Well, this is where the nitty gritty comes in. If y’all are looking at granular synthesis and wanting to get even greater results, there’s a lot of ways to do this and several examples.
The open-source model everybody seems to be using is really not my favorite, but “Clouds” by Mutable Instruments. It’s a standard. I’d say GRAINS is pretty close, with a few small differences, and that may be in grain-size of the ‘Cloud’ model.
I’d really like to expand upon that granular model by the suggestions above -
Grain Length - longer grains which reduce the Density count as well as a lowered audio quality as length changes. You’ll get a really neat tape effect along the lines of the original granular creators (Dennis Gabor, Iannix Xenakis, Curtis Roads, etc.). The term ‘small’ here means a short passage as well as tiny grains.
There’s even a software that definitely gets into this territory - “Small Winters” by Puremagnetik: Small Winters | Granular Splice Multitrack | Puremagnetik
I don’t like this as a software inside my computer, but if I was on stage and performing a slow ambient piece with lowered fidelity, this would be awesome! I feel their loop length of 20 seconds is too long, 4 - 8 seconds would be far more useful.
Granular really isn’t just clouds and bursts - it can be broad for more open usage. It’s a sample manipulation method that is meant for sound-manipulation, not just the latest guitar pedal effect. Doesn’t need reverb to be ambient, doesn’t need to be hazy. Cutting out the rest of the options really limits the unique usage of the synthesis method.
Thinking art-gallery, not dream-pop soup or jangly guitar/synth performance. How does sound ‘move’? Even the term “ambient” these days has really been diminished. It’s all reverb and delay and freeze, but is really far greater than that.

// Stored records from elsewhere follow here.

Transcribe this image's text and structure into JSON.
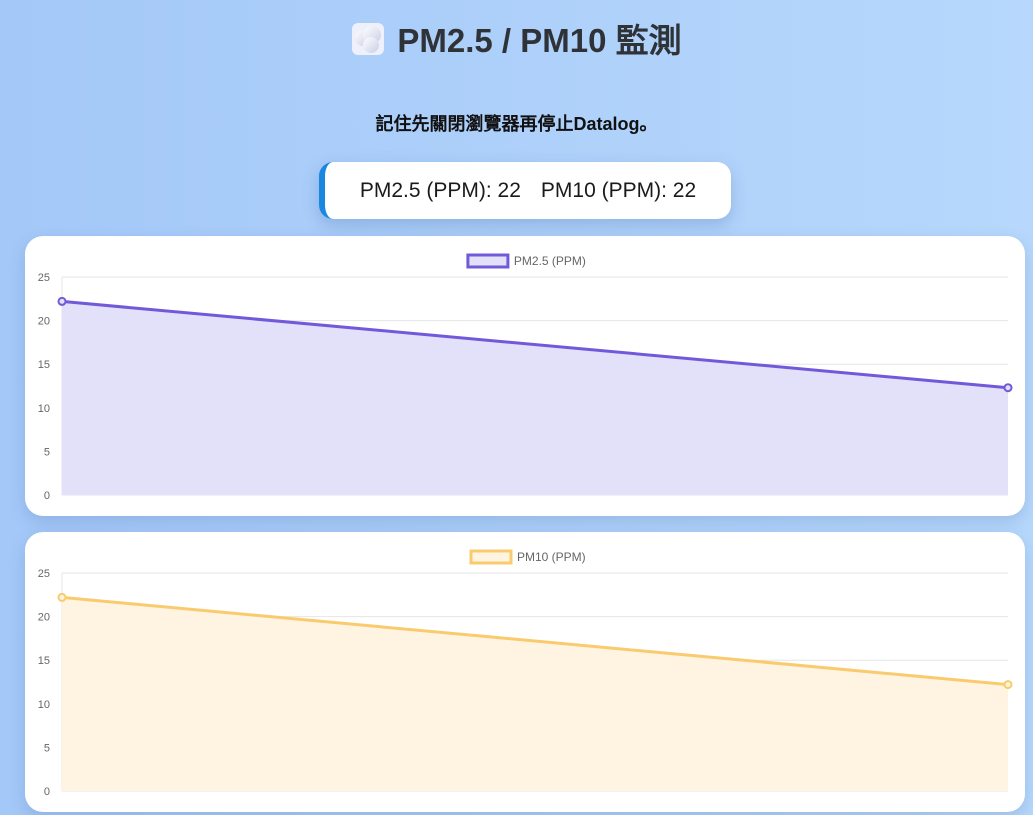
{
  "header": {
    "title": "PM2.5 / PM10 監測",
    "title_icon": "cloud-icon",
    "subtitle": "記住先關閉瀏覽器再停止Datalog。"
  },
  "readout": {
    "pm25_label": "PM2.5 (PPM):",
    "pm25_value": "22",
    "pm10_label": "PM10 (PPM):",
    "pm10_value": "22"
  },
  "colors": {
    "pm25_line": "#7159da",
    "pm25_fill": "#e3e0fa",
    "pm10_line": "#f9cb6e",
    "pm10_fill": "#fff4e1",
    "readout_accent": "#1a87e0"
  },
  "chart_data": [
    {
      "type": "line",
      "title": "",
      "xlabel": "",
      "ylabel": "",
      "x": [
        0,
        1
      ],
      "series": [
        {
          "name": "PM2.5 (PPM)",
          "values": [
            22.2,
            12.3
          ]
        }
      ],
      "ylim": [
        0,
        25
      ],
      "yticks": [
        "0",
        "5",
        "10",
        "15",
        "20",
        "25"
      ],
      "grid": true,
      "legend": "top-center",
      "fill": true
    },
    {
      "type": "line",
      "title": "",
      "xlabel": "",
      "ylabel": "",
      "x": [
        0,
        1
      ],
      "series": [
        {
          "name": "PM10 (PPM)",
          "values": [
            22.2,
            12.2
          ]
        }
      ],
      "ylim": [
        0,
        25
      ],
      "yticks": [
        "0",
        "5",
        "10",
        "15",
        "20",
        "25"
      ],
      "grid": true,
      "legend": "top-center",
      "fill": true
    }
  ]
}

Looking at the Polyend Synth as a performance tool, with just the GRAINS engine being used, set up in 3 sections, one could create a large-grained section for say, longer melodic passages or nature/field recordings in large swathes (with less density), a medium-grained section for ‘movement’, and a short-grained section for clicks 'n cuts or microsounds. 1 second as a longer grain is fine for typical movement sounds, but is really limiting to the synthesis method. The same goes for 2% in the Clouds model. I switched to Bursts for a more clicks 'n cuts/microsound attempt at sound, but it’s really a bit too percussive and ‘in your face’ to get me to real microsound - the additional modulation methods mentioned above would be able to help one do just that.

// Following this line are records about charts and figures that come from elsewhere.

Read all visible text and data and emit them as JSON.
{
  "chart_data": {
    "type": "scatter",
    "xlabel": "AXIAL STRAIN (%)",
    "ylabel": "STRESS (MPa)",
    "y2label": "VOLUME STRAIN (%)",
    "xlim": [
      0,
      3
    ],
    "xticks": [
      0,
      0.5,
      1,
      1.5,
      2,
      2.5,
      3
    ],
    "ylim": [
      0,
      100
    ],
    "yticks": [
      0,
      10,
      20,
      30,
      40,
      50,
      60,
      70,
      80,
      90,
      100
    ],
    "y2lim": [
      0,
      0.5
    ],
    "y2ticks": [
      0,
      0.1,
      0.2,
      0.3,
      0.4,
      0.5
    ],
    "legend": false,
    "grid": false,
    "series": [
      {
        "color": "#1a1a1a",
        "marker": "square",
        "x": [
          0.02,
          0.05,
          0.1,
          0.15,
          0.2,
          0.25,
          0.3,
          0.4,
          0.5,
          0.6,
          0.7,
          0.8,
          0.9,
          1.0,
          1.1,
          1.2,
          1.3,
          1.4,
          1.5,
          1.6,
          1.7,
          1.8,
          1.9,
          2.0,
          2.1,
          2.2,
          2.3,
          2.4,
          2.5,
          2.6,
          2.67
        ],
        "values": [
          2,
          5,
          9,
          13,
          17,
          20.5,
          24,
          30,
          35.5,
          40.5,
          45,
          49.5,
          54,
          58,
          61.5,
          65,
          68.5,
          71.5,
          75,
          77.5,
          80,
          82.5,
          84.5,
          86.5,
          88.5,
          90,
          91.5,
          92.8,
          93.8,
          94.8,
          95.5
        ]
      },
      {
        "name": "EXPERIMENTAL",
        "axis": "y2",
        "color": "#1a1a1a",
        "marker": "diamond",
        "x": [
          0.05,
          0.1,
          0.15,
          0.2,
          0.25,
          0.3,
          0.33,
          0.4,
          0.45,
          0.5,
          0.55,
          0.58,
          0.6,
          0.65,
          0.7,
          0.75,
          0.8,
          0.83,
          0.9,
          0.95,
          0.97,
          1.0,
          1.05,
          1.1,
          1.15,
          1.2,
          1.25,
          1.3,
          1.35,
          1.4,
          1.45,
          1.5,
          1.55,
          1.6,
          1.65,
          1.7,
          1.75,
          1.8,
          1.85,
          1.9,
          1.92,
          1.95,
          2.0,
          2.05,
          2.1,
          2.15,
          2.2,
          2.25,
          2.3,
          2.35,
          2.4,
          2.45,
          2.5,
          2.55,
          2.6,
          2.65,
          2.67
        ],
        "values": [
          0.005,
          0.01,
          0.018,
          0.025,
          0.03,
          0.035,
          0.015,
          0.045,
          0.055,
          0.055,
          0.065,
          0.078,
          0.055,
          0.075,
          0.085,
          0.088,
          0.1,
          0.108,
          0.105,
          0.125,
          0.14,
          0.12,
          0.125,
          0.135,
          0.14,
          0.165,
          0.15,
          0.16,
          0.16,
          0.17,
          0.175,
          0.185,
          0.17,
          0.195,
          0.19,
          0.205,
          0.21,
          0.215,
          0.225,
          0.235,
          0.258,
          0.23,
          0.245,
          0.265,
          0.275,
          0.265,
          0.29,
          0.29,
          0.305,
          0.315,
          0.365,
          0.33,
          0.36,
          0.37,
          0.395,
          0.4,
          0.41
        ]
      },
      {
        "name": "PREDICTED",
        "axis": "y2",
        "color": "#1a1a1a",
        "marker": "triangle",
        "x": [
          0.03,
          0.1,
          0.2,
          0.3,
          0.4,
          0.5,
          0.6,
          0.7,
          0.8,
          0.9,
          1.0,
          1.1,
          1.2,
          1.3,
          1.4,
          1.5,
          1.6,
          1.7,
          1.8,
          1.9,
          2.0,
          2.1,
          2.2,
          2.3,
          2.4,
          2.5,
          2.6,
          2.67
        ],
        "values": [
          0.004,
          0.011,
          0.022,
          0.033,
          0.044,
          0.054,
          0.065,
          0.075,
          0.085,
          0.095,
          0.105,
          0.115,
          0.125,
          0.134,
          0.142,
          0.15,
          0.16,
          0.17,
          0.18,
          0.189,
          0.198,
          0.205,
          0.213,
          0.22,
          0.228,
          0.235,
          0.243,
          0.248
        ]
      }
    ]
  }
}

Microsound and short loops are a format that granular synthesis is based on. The standard in clicks 'n cuts music - label Mille Plateaux (which I am a part of and was able to work directly with Achim Szepanski on album distribution) - granular is all over their music, especially the early stuff.
compartments | neuro… no neuro | Force Inc. / Mille Plateaux.
A few more labels that really push this territory, that I’m either on or influenced by - Audiobulb, Dragon’s Eye Recordings, 12K, LINEimprint, Raster-Noton. These labels, granular synthesis and composition are all I spend much of my time thinking about.
Granular synthesis can be both long-grained and short-grained. Would love to see/hear some expansion of this particular engine’s capabilities!